The United States Environmental Protection Agency (EPA) GitHub project code is provided on an “as is” basis and the user assumes responsibility for its use. EPA has relinquished control of the information and no longer has responsibility to protect the integrity , confidentiality, or availability of the information.
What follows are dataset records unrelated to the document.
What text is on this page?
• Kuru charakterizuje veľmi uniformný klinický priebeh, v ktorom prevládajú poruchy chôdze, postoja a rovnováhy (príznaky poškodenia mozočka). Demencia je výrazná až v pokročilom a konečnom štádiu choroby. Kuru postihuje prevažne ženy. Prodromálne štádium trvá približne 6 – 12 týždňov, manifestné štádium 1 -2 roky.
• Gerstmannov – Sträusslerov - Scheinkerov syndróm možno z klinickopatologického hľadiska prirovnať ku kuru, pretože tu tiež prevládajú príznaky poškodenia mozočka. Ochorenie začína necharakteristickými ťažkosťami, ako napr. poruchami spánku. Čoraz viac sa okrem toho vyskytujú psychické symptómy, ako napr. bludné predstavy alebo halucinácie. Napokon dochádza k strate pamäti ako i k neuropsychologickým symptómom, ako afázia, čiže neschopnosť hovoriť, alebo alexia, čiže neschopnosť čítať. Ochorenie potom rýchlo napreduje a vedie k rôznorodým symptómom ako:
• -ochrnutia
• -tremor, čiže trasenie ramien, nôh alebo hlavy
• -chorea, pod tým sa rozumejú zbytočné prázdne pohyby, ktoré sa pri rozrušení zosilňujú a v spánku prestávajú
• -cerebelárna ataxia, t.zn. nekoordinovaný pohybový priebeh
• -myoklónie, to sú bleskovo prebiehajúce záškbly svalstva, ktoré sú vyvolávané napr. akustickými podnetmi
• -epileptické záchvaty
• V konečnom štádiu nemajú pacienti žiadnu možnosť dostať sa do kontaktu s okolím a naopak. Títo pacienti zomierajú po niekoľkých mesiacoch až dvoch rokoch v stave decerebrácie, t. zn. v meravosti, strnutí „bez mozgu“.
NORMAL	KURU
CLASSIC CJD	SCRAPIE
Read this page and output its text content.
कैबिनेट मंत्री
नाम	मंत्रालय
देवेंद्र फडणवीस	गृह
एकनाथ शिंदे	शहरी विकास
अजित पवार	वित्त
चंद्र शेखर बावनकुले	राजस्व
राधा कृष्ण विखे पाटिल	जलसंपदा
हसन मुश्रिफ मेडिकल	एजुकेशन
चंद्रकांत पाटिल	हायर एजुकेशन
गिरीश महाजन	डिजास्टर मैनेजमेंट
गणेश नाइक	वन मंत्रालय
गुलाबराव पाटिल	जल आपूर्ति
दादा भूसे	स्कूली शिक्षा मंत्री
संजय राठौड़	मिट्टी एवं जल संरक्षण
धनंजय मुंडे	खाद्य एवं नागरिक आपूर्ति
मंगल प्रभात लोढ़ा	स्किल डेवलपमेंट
Any reference to specific commercial products, processes, or services by service mark, trademark, manufacturer, or otherwise, does not constitute or imply their endorsement, recommendation or favoring by EPA. The EPA seal and logo shall not be used in any manner to imply endorsement of any commercial product or activity by EPA or the United States Government.